For the next 10 days, a helicopter will be hovering over the Hanford Nuclear Reservation in hopes of discovering how animals have spread radioactive salts around the area, reports Annette Cary of the Tri-City Herald.
In a chopper equipped with aerial radiological survey gear, CH2m Hill Plateau Remediation Co. — the company contracted by the Department of Energy to conduct the surveys — will fly just above the site at 80 miles per hour looking for contaminated “hot spots.” The idea is that aerial surveys will help narrow the estimated ground contaminated and reduce cleanup costs. The 13.7-square-mile portion of Hanford being surveyed is just south of the trenches that were filled with millions of gallons of liquid radioactive waste during the Cold War.
Understanding how animals contribute to the movement of radioactive contamination has gained attention in recent years. Oregon Public Broadcasting reported that scientists were convening this week in Kennewick, Wash., very near Hanford to discuss just that.

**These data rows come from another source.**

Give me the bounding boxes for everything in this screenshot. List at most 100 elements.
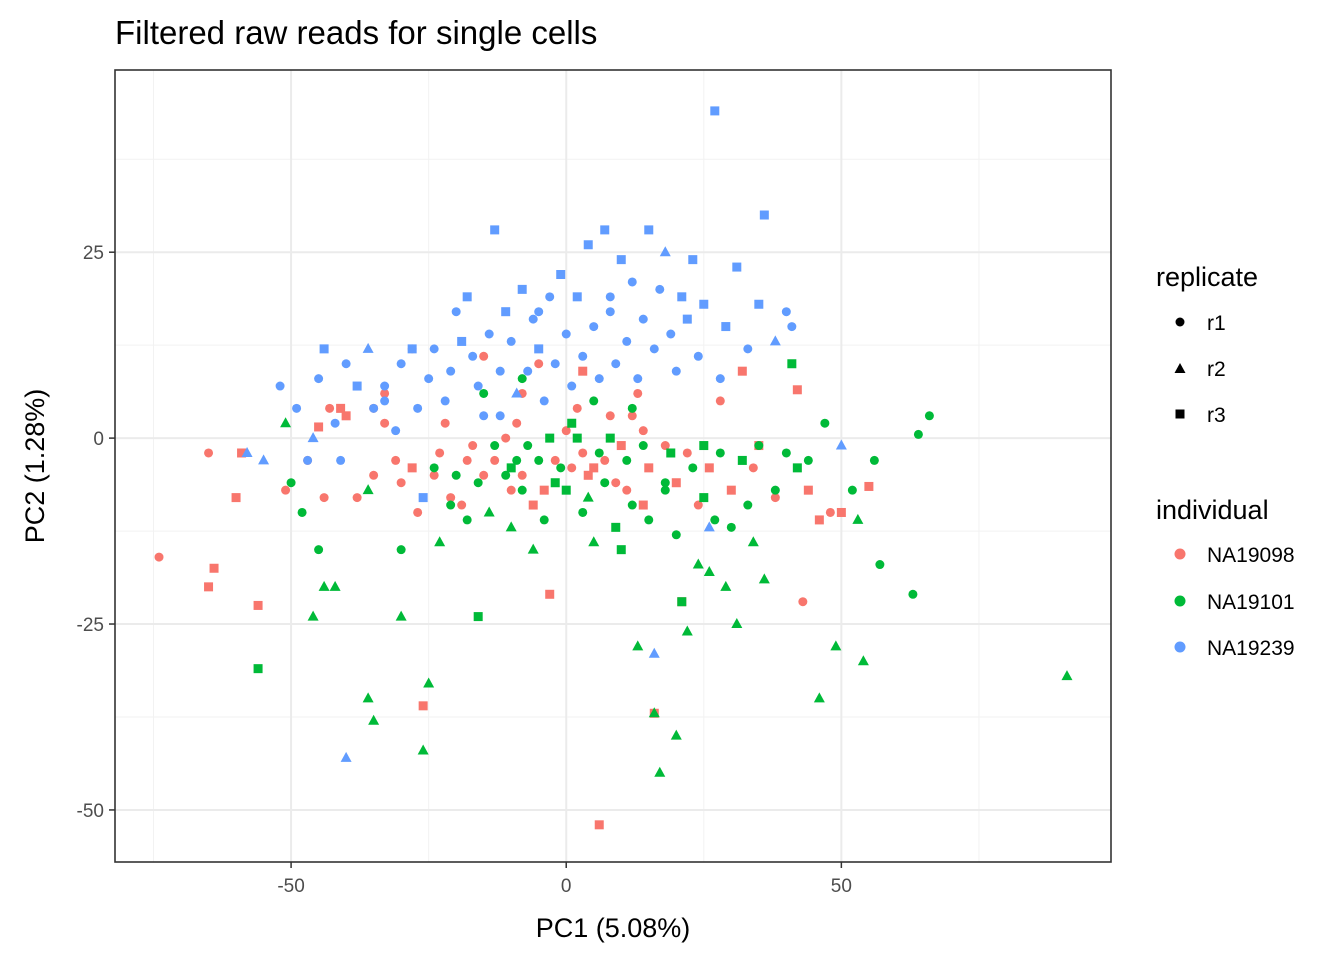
point-na19101-r2 [280, 417, 292, 428]
point-na19101-r1 [875, 560, 885, 570]
point-na19101-r2 [318, 580, 330, 591]
point-na19239-r1 [666, 329, 676, 339]
point-na19098-r3 [237, 448, 247, 458]
point-na19101-r2 [731, 618, 743, 629]
point-na19101-r2 [747, 536, 759, 547]
point-na19239-r1 [380, 396, 390, 406]
plot-border [114, 69, 1112, 863]
point-na19098-r1 [572, 403, 582, 413]
point-na19101-r1 [638, 441, 648, 451]
point-na19239-r1 [627, 277, 637, 287]
point-na19101-r2 [632, 640, 644, 651]
point-na19098-r1 [154, 552, 164, 562]
point-na19239-r1 [528, 314, 538, 324]
point-na19098-r1 [748, 463, 758, 473]
point-na19239-r1 [638, 314, 648, 324]
point-na19239-r2 [648, 647, 660, 658]
point-na19101-r2 [758, 573, 770, 584]
point-na19098-r1 [534, 359, 544, 369]
point-na19239-r1 [341, 359, 351, 369]
point-na19098-r1 [660, 441, 670, 451]
point-na19101-r2 [703, 565, 715, 576]
point-na19098-r1 [281, 485, 291, 495]
point-na19239-r3 [759, 210, 769, 220]
point-na19098-r1 [633, 388, 643, 398]
point-na19098-r1 [517, 470, 527, 480]
point-na19098-r3 [528, 500, 538, 510]
point-na19239-r1 [303, 455, 313, 465]
point-na19101-r1 [820, 418, 830, 428]
y-tick-label: -25 [77, 615, 104, 636]
point-na19239-r1 [451, 307, 461, 317]
point-na19101-r3 [605, 433, 615, 443]
point-na19098-r1 [352, 493, 362, 503]
point-na19101-r3 [506, 463, 516, 473]
point-na19101-r2 [362, 484, 374, 495]
point-na19239-r1 [330, 418, 340, 428]
point-na19098-r3 [864, 481, 874, 491]
point-na19101-r3 [616, 545, 626, 555]
point-na19098-r3 [545, 589, 555, 599]
point-na19098-r1 [391, 455, 401, 465]
point-na19239-r3 [644, 225, 654, 235]
x-tick-label: 50 [831, 876, 852, 897]
point-na19101-r2 [1061, 670, 1073, 681]
point-na19239-r1 [561, 329, 571, 339]
point-na19101-r3 [699, 441, 709, 451]
point-na19101-r1 [803, 455, 813, 465]
point-na19101-r3 [550, 478, 560, 488]
point-na19098-r1 [770, 493, 780, 503]
point-na19101-r1 [297, 507, 307, 517]
point-na19098-r3 [407, 463, 417, 473]
y-tick-label: 0 [93, 429, 104, 450]
point-na19239-r2 [511, 387, 523, 398]
point-na19101-r2 [852, 513, 864, 524]
point-na19239-r3 [677, 292, 687, 302]
point-na19098-r1 [561, 426, 571, 436]
point-na19239-r2 [835, 439, 847, 450]
point-na19101-r1 [627, 403, 637, 413]
point-na19101-r1 [908, 589, 918, 599]
y-tick-label: 25 [83, 243, 104, 264]
legend-individual: individual NA19098 NA19101 NA19239 [1156, 495, 1295, 660]
point-na19239-r1 [539, 396, 549, 406]
point-na19098-r1 [506, 485, 516, 495]
point-na19098-r1 [429, 470, 439, 480]
legend-label-na19098: NA19098 [1207, 544, 1295, 567]
point-na19098-r3 [704, 463, 714, 473]
point-na19098-r3 [792, 385, 802, 395]
legend-key-na19098 [1174, 548, 1186, 560]
point-na19101-r1 [644, 515, 654, 525]
x-axis-title: PC1 (5.08%) [536, 913, 691, 943]
point-na19101-r1 [314, 545, 324, 555]
point-na19101-r3 [572, 433, 582, 443]
point-na19098-r1 [479, 470, 489, 480]
point-na19098-r1 [369, 470, 379, 480]
point-na19098-r3 [671, 478, 681, 488]
point-na19239-r2 [769, 335, 781, 346]
point-na19239-r1 [622, 336, 632, 346]
legend-label-r1: r1 [1207, 312, 1226, 335]
point-na19101-r1 [589, 396, 599, 406]
point-na19239-r3 [688, 255, 698, 265]
chart-title: Filtered raw reads for single cells [115, 14, 597, 51]
point-na19239-r2 [241, 446, 253, 457]
legend-key-na19239 [1174, 641, 1186, 653]
point-na19239-r3 [501, 307, 511, 317]
point-na19098-r1 [319, 493, 329, 503]
point-na19098-r3 [231, 493, 241, 503]
point-na19098-r3 [644, 463, 654, 473]
legend-label-na19239: NA19239 [1207, 637, 1295, 660]
point-na19098-r3 [314, 422, 324, 432]
point-na19098-r3 [589, 463, 599, 473]
point-na19239-r2 [362, 342, 374, 353]
point-na19101-r1 [781, 448, 791, 458]
y-axis-title: PC2 (1.28%) [20, 389, 50, 544]
point-na19098-r3 [616, 441, 626, 451]
point-na19101-r2 [362, 692, 374, 703]
point-na19098-r1 [501, 433, 511, 443]
point-na19098-r3 [726, 485, 736, 495]
point-na19098-r1 [627, 411, 637, 421]
point-na19098-r1 [435, 448, 445, 458]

The crew will also survey nearby West Lake, an ephemeral wetland once filled with contaminated ground water that seeped up through aquifers, leaving behind traces of radioactive salts. While no cleanup is currently scheduled for West Lake, evidence from the aerial surveys — and sightings of inhabiting wildlife, including American avocets, a migratory shorebird — could change that.
And speaking of cleanup sites, the Northwest may have one more to add to its list: Oregon’s Black Butte mercury mine. As the nation grapples with where to store the mercury waste we’ve already accumulated — with some even suggesting existing polluted sites such as Hanford — Scott Learn of the Oregonian reports that the U.S. Environmental Protection Agency is considering the abandoned Black Butte mine be cleaned up after outrageous levels of mercury, arsenic and various other contaminants were found to have leaked downstream into the Cottage Grove Reservoir. After determining that up to 75 percent of the reservoir’s mercury was directly from the mine, the Environmental Protection Agency has proposed that the site be included in its National Priorities List, aka Superfund.